Although the disease, citrus greening, was first spotted in Florida in 2005, this year’s losses from it are by far the most extensive. While the bacteria, which causes fruit to turn bitter and drop from the trees when still unripe, affects all citrus fruits, it has been most devastating to oranges, the largest crop. So many have been affected that the United States Department of Agriculture has downgraded its crop estimates five months in a row, an extraordinary move, analysts said.
With the harvest not yet over, orange production has already decreased 10 percent from the initial estimate, a major swing, they said. “The long and short of it is that the industry that made Florida, that is synonymous with Florida, that is a staple on every American breakfast table, is totally threatened,” said Senator Bill Nelson, a Florida Democrat who helped obtain $11 million in federal money for research to fight the disease. “If we don’t find a cure, it will eliminate the citrus industry.”
The relentless migration of the disease from southern to northern Florida — and beyond — has deepened concerns this year among orange juice processors, investors, growers and lawmakers.
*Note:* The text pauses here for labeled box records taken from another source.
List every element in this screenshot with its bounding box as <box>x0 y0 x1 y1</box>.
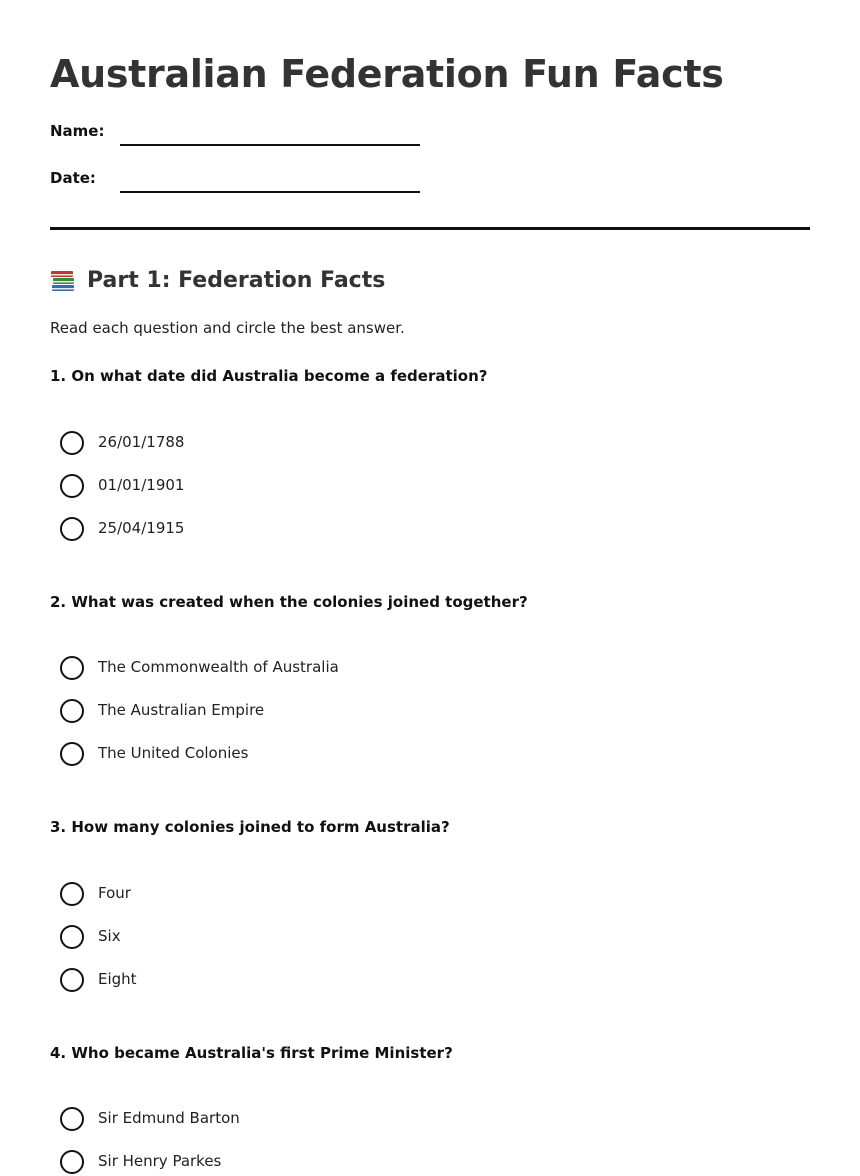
option-label: Sir Edmund Barton <box>98 1109 240 1127</box>
name-input-line[interactable] <box>120 144 420 146</box>
name-field-row <box>50 121 430 151</box>
question-text: 1. On what date did Australia become a federation? <box>50 367 488 385</box>
worksheet-title: Australian Federation Fun Facts <box>50 52 724 96</box>
section-heading-text: Part 1: Federation Facts <box>87 268 386 293</box>
option-label: 25/04/1915 <box>98 519 185 537</box>
radio-circle[interactable] <box>60 925 84 949</box>
date-field-row <box>50 168 430 198</box>
section-heading-part1 <box>50 266 385 296</box>
option-label: Four <box>98 884 131 902</box>
radio-circle[interactable] <box>60 474 84 498</box>
question-text: 2. What was created when the colonies joined together? <box>50 593 528 611</box>
option-q4-a[interactable] <box>60 1107 560 1133</box>
option-label: The Australian Empire <box>98 701 265 719</box>
date-input-line[interactable] <box>120 191 420 193</box>
radio-circle[interactable] <box>60 968 84 992</box>
question-text: 4. Who became Australia's first Prime Minister? <box>50 1044 453 1062</box>
option-label: The United Colonies <box>98 744 249 762</box>
option-q4-b[interactable] <box>60 1150 560 1176</box>
option-q2-a[interactable] <box>60 656 560 682</box>
radio-circle[interactable] <box>60 517 84 541</box>
radio-circle[interactable] <box>60 656 84 680</box>
option-q2-c[interactable] <box>60 742 560 768</box>
date-label: Date: <box>50 169 96 187</box>
radio-circle[interactable] <box>60 742 84 766</box>
option-q1-b[interactable] <box>60 474 560 500</box>
option-label: Eight <box>98 970 137 988</box>
option-q3-a[interactable] <box>60 882 560 908</box>
instructions: Read each question and circle the best answer. <box>50 319 405 337</box>
radio-circle[interactable] <box>60 431 84 455</box>
header-divider <box>50 227 810 230</box>
question-text: 3. How many colonies joined to form Australia? <box>50 818 450 836</box>
option-q3-b[interactable] <box>60 925 560 951</box>
option-label: 01/01/1901 <box>98 476 185 494</box>
option-q3-c[interactable] <box>60 968 560 994</box>
name-label: Name: <box>50 122 105 140</box>
option-q2-b[interactable] <box>60 699 560 725</box>
books-icon <box>50 269 76 293</box>
option-label: The Commonwealth of Australia <box>98 658 339 676</box>
option-label: Six <box>98 927 121 945</box>
option-q1-c[interactable] <box>60 517 560 543</box>
option-label: Sir Henry Parkes <box>98 1152 222 1170</box>
option-label: 26/01/1788 <box>98 433 185 451</box>
radio-circle[interactable] <box>60 1107 84 1131</box>
option-q1-a[interactable] <box>60 431 560 457</box>
radio-circle[interactable] <box>60 1150 84 1174</box>
radio-circle[interactable] <box>60 699 84 723</box>
radio-circle[interactable] <box>60 882 84 906</box>
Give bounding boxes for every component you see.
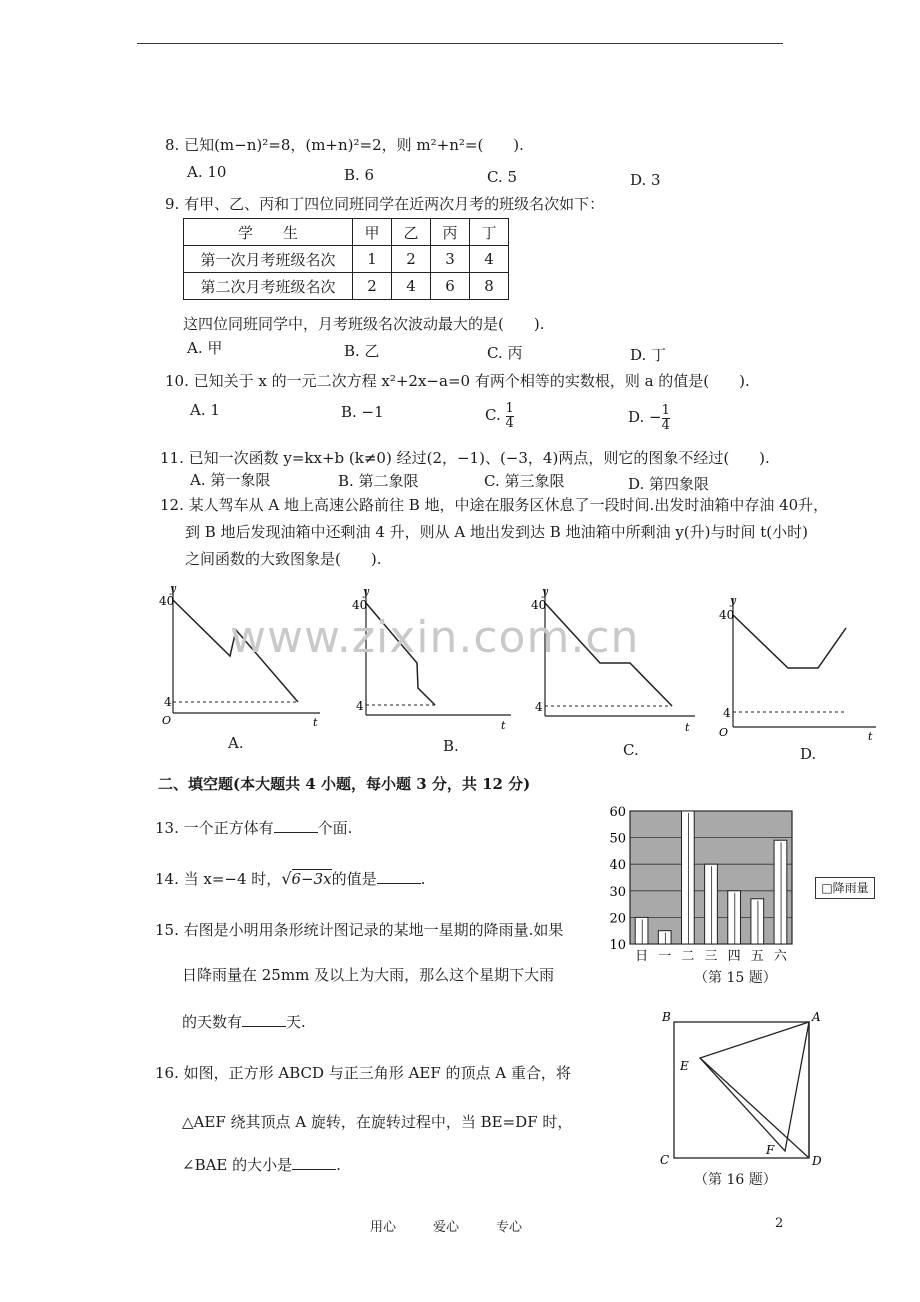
x-tick-label: 四 bbox=[727, 949, 741, 964]
table-row bbox=[184, 273, 509, 300]
graph-d bbox=[718, 590, 880, 740]
footer-text-1: 用心 bbox=[370, 1220, 397, 1235]
q10-option-d bbox=[628, 399, 670, 435]
square-abcd bbox=[674, 1022, 809, 1158]
bar bbox=[728, 891, 741, 944]
q11-option-c: C. 第三象限 bbox=[484, 472, 565, 490]
page-number: 2 bbox=[775, 1216, 784, 1231]
q16-caption: （第 16 题） bbox=[694, 1172, 777, 1188]
point-b-label: B bbox=[662, 1010, 671, 1024]
q11-option-a: A. 第一象限 bbox=[190, 471, 271, 489]
tick-4: 4 bbox=[723, 706, 731, 720]
q11-stem: 11. 已知一次函数 y=kx+b (k≠0) 经过(2，−1)、(−3，4)两点，则它的图象不经过( ). bbox=[160, 449, 770, 467]
bar bbox=[705, 864, 718, 944]
axis-y-label: y bbox=[730, 594, 737, 607]
bar bbox=[681, 811, 694, 944]
q13-post: 个面. bbox=[317, 819, 353, 837]
axis-x-label: t bbox=[868, 730, 873, 740]
table-cell: 第一次月考班级名次 bbox=[184, 246, 353, 273]
q10-option-c bbox=[485, 397, 514, 433]
y-tick-label: 50 bbox=[609, 831, 626, 847]
graph-b-label: B. bbox=[443, 737, 459, 755]
rainfall-bar-chart bbox=[600, 803, 800, 968]
table-cell: 丁 bbox=[470, 219, 509, 246]
graph-a-label: A. bbox=[228, 734, 244, 752]
point-f-label: F bbox=[766, 1143, 775, 1157]
q14: 14. 当 x=−4 时，√6−3x的值是 . bbox=[155, 869, 426, 888]
table-cell: 2 bbox=[392, 246, 431, 273]
q8-option-b: B. 6 bbox=[344, 166, 375, 184]
q12-line3: 之间函数的大致图象是( ). bbox=[185, 550, 382, 568]
answer-blank bbox=[377, 869, 421, 884]
point-a-label: A bbox=[812, 1010, 821, 1024]
x-tick-label: 一 bbox=[658, 949, 672, 964]
triangle-aef bbox=[700, 1022, 809, 1151]
axis-y-label: y bbox=[542, 585, 549, 598]
origin-label: O bbox=[719, 726, 729, 739]
q12-line1: 12. 某人驾车从 A 地上高速公路前往 B 地，中途在服务区休息了一段时间.出发时油箱中存油 40升， bbox=[160, 496, 829, 514]
point-d-label: D bbox=[812, 1154, 822, 1168]
bar bbox=[635, 917, 648, 944]
q8-stem: 8. 已知(m−n)²=8，(m+n)²=2，则 m²+n²=( ). bbox=[165, 136, 524, 154]
q13 bbox=[155, 818, 352, 838]
x-tick-label: 日 bbox=[635, 949, 649, 964]
q15-line3 bbox=[182, 1012, 306, 1032]
answer-blank bbox=[242, 1012, 286, 1027]
answer-blank bbox=[292, 1155, 336, 1170]
q8-option-a: A. 10 bbox=[187, 163, 227, 181]
q11-option-d: D. 第四象限 bbox=[628, 475, 710, 493]
q9-stem: 9. 有甲、乙、丙和丁四位同班同学在近两次月考的班级名次如下： bbox=[165, 195, 605, 213]
q8-option-c: C. 5 bbox=[487, 168, 518, 186]
q10-option-a: A. 1 bbox=[190, 401, 220, 419]
table-row bbox=[184, 219, 509, 246]
table-cell: 甲 bbox=[353, 219, 392, 246]
fraction bbox=[662, 404, 670, 433]
q16-line3: ∠BAE 的大小是 . bbox=[182, 1156, 341, 1174]
graph-curve bbox=[733, 615, 846, 668]
table-cell: 乙 bbox=[392, 219, 431, 246]
tick-40: 40 bbox=[159, 594, 175, 608]
axis-y-label: y bbox=[170, 582, 177, 595]
tick-4: 4 bbox=[535, 700, 543, 714]
graph-d-label: D. bbox=[800, 745, 817, 763]
point-c-label: C bbox=[660, 1153, 670, 1167]
radicand: 6−3x bbox=[291, 870, 332, 888]
table-cell: 3 bbox=[431, 246, 470, 273]
y-tick-label: 60 bbox=[609, 805, 626, 820]
section-title: 二、填空题(本大题共 4 小题，每小题 3 分，共 12 分) bbox=[158, 775, 531, 793]
axis-x-label: t bbox=[685, 721, 690, 733]
q15-line1: 15. 右图是小明用条形统计图记录的某地一星期的降雨量.如果 bbox=[155, 921, 564, 939]
table-cell: 4 bbox=[470, 246, 509, 273]
x-tick-label: 六 bbox=[773, 949, 787, 964]
q16-line1: 16. 如图，正方形 ABCD 与正三角形 AEF 的顶点 A 重合，将 bbox=[155, 1064, 571, 1082]
axis-x-label: t bbox=[501, 719, 506, 732]
q11-option-b: B. 第二象限 bbox=[338, 472, 419, 490]
axis-x-label: t bbox=[313, 716, 318, 728]
table-cell: 4 bbox=[392, 273, 431, 300]
q10-option-c-label: C. bbox=[485, 406, 501, 424]
table-cell: 第二次月考班级名次 bbox=[184, 273, 353, 300]
square-triangle-figure bbox=[652, 1008, 827, 1170]
tick-4: 4 bbox=[356, 699, 364, 713]
q16-line2: △AEF 绕其顶点 A 旋转，在旋转过程中，当 BE=DF 时， bbox=[182, 1113, 573, 1131]
q9-option-c: C. 丙 bbox=[487, 344, 523, 362]
origin-label: O bbox=[162, 714, 172, 727]
q15-line3-post: 天. bbox=[286, 1013, 306, 1031]
x-tick-label: 三 bbox=[704, 949, 718, 964]
q9-tail: 这四位同班同学中，月考班级名次波动最大的是( ). bbox=[183, 315, 545, 333]
watermark: www.zixin.com.cn bbox=[230, 612, 640, 663]
bar bbox=[658, 931, 671, 944]
q14-post: 的值是 bbox=[331, 870, 377, 888]
tick-40: 40 bbox=[352, 598, 368, 612]
q12-line2: 到 B 地后发现油箱中还剩油 4 升，则从 A 地出发到达 B 地油箱中所剩油 y(升)与时间 t(小时) bbox=[185, 523, 809, 541]
header-rule bbox=[137, 43, 783, 44]
table-cell: 8 bbox=[470, 273, 509, 300]
chart-legend: □降雨量 bbox=[815, 877, 875, 899]
axis-y-label: y bbox=[363, 585, 370, 598]
y-tick-label: 10 bbox=[609, 938, 626, 953]
denominator: 4 bbox=[661, 417, 670, 433]
y-tick-label: 40 bbox=[609, 858, 626, 874]
numerator: 1 bbox=[661, 402, 670, 418]
denominator: 4 bbox=[505, 415, 514, 431]
bar bbox=[751, 899, 764, 944]
x-tick-label: 二 bbox=[681, 949, 695, 964]
table-cell: 丙 bbox=[431, 219, 470, 246]
q10-option-d-label: D. − bbox=[628, 408, 662, 426]
tick-40: 40 bbox=[531, 598, 547, 612]
tick-40: 40 bbox=[719, 608, 735, 622]
q14-pre: 14. 当 x=−4 时， bbox=[155, 870, 282, 888]
table-cell: 2 bbox=[353, 273, 392, 300]
table-cell: 学 生 bbox=[184, 219, 353, 246]
q15-caption: （第 15 题） bbox=[694, 970, 777, 986]
y-tick-label: 20 bbox=[609, 911, 626, 927]
graph-c-label: C. bbox=[623, 741, 639, 759]
sqrt-icon: √ bbox=[281, 869, 292, 888]
q13-pre: 13. 一个正方体有 bbox=[155, 819, 274, 837]
rank-table bbox=[183, 218, 509, 300]
footer-text-2: 爱心 bbox=[433, 1220, 460, 1235]
numerator: 1 bbox=[505, 400, 514, 416]
footer-text-3: 专心 bbox=[496, 1220, 523, 1235]
q8-option-d: D. 3 bbox=[630, 171, 661, 189]
point-e-label: E bbox=[680, 1059, 689, 1073]
x-tick-label: 五 bbox=[750, 949, 764, 964]
answer-blank bbox=[274, 818, 318, 833]
q10-stem: 10. 已知关于 x 的一元二次方程 x²+2x−a=0 有两个相等的实数根，则 a 的值是( ). bbox=[165, 372, 750, 390]
fraction bbox=[506, 402, 514, 431]
q9-option-d: D. 丁 bbox=[630, 346, 667, 364]
q10-option-b: B. −1 bbox=[341, 403, 384, 421]
q15-line2: 日降雨量在 25mm 及以上为大雨，那么这个星期下大雨 bbox=[182, 966, 555, 984]
tick-4: 4 bbox=[164, 695, 172, 709]
q16-line3-pre: ∠BAE 的大小是 bbox=[182, 1156, 293, 1174]
q15-line3-pre: 的天数有 bbox=[182, 1013, 243, 1031]
table-cell: 6 bbox=[431, 273, 470, 300]
table-row bbox=[184, 246, 509, 273]
y-tick-label: 30 bbox=[609, 884, 626, 900]
q9-option-b: B. 乙 bbox=[344, 342, 380, 360]
table-cell: 1 bbox=[353, 246, 392, 273]
q9-option-a: A. 甲 bbox=[187, 339, 223, 357]
bar bbox=[774, 840, 787, 944]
Florida is the second-largest producer of orange juice in the world, behind Brazil, and the state’s $9 billion citrus industry is a major economic force, contributing 76,000 jobs. The industry, lashed over the years by canker disease, hard freezes and multiple hurricanes, is no stranger to hardship. But citrus greening is by far the most worrisome.
The disease, which can lie dormant for two to five years, is spread by an insect no larger than the head of a pin, the Asian citrus psyllid. It snacks on citrus trees, depositing bacteria that gradually starves trees of nutrients. Psyllids fly from tree to tree, leaving a trail of infection. Concerted efforts by growers and millions of dollars spent on research to fight the disease have so far failed, growers and scientists said. The situation was worsened this season by an unusual weather pattern, including a dry winter, growers said. “We have got a real big problem,” said Vic Story, a lifelong citrus grower and the head of The Story Companies, which owns 2,000 acres of groves in Central Florida and manages an additional 3,000 acres, all of which are affected at varying levels. “It’s definitely the biggest threat in my lifetime, and I’m 68. This is a tree killer.”